In this case, we don't care about the color of objects from the perspective of the light. It suffices to figure out the depth buffer we would obtain if we render the scene from the light's point of view. We can then sample from that depth buffer to determine how shadowed a fragment is: first by converting the fragment's position in world coordinates to its position from the light's perspective (multiplying by the inverse of the light's model-view-projection matrix), and then seeing if the depth of the depth buffer at that transformed \(x,y\) position is greater or lower than the transformed \(z\) value (which is how far forward from the light this fragment is). If the depth buffer sample is a lower value than the transformed fragment position's \(z\), then the rays from this light were blocked from reaching this fragment.

We can figure out how shadow casting works for our three types of lights:

  1. For spot lights, render the scene from the light's position, pointed in its direction, with a perspective projection based on θ. This is the simplest case.
  2. For point lights, we render the scene six times from the light's position pointed in different directions to produce a cubemap; each time we use a perspective projection. Sampling the shadow cubemap is a little different.
  3. For directed lights, render the scene with an orthographic projection since all light rays are parallel; but what position should we use and what width and height should our orthographic "box" be? It takes some care to be sure the box is large enough to hold the objects within (or even a bit outside of!) the camera's frustum which might either cast or receive shadows. To a first approximation, you could get nearby objects within the camera frustum; bound them with a box or other volume; and then add in objects that are in the inverse direction of the light from that bounding box.

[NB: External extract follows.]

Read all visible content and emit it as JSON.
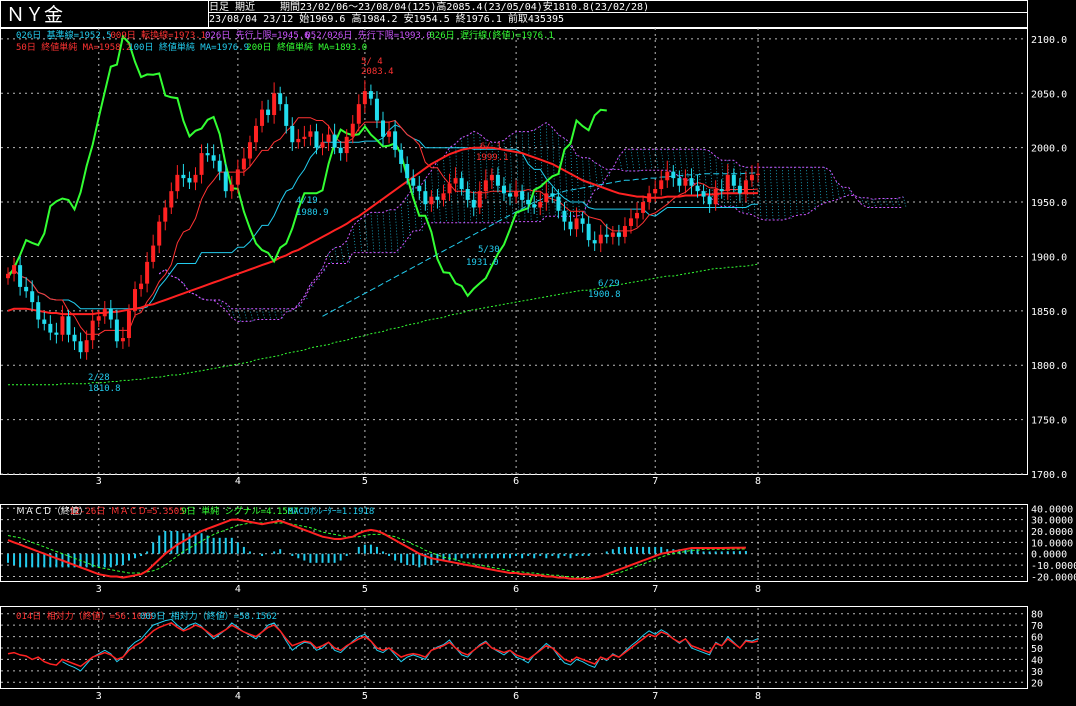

There are lots of improvements available for shadow maps to reduce artifacts like sharp shadows or shadows popping in and out; the main one you'll read about is cascaded shadow maps.

Rendering the scene an additional time (or 6 times!) every time the lights move or objects in the scene move is pretty rough. Deferred rendering is an approach to do lighting and shadows in screen space once per actually rendered fragment, rather than once per possibly-rendered fragment. It's a really cool technique.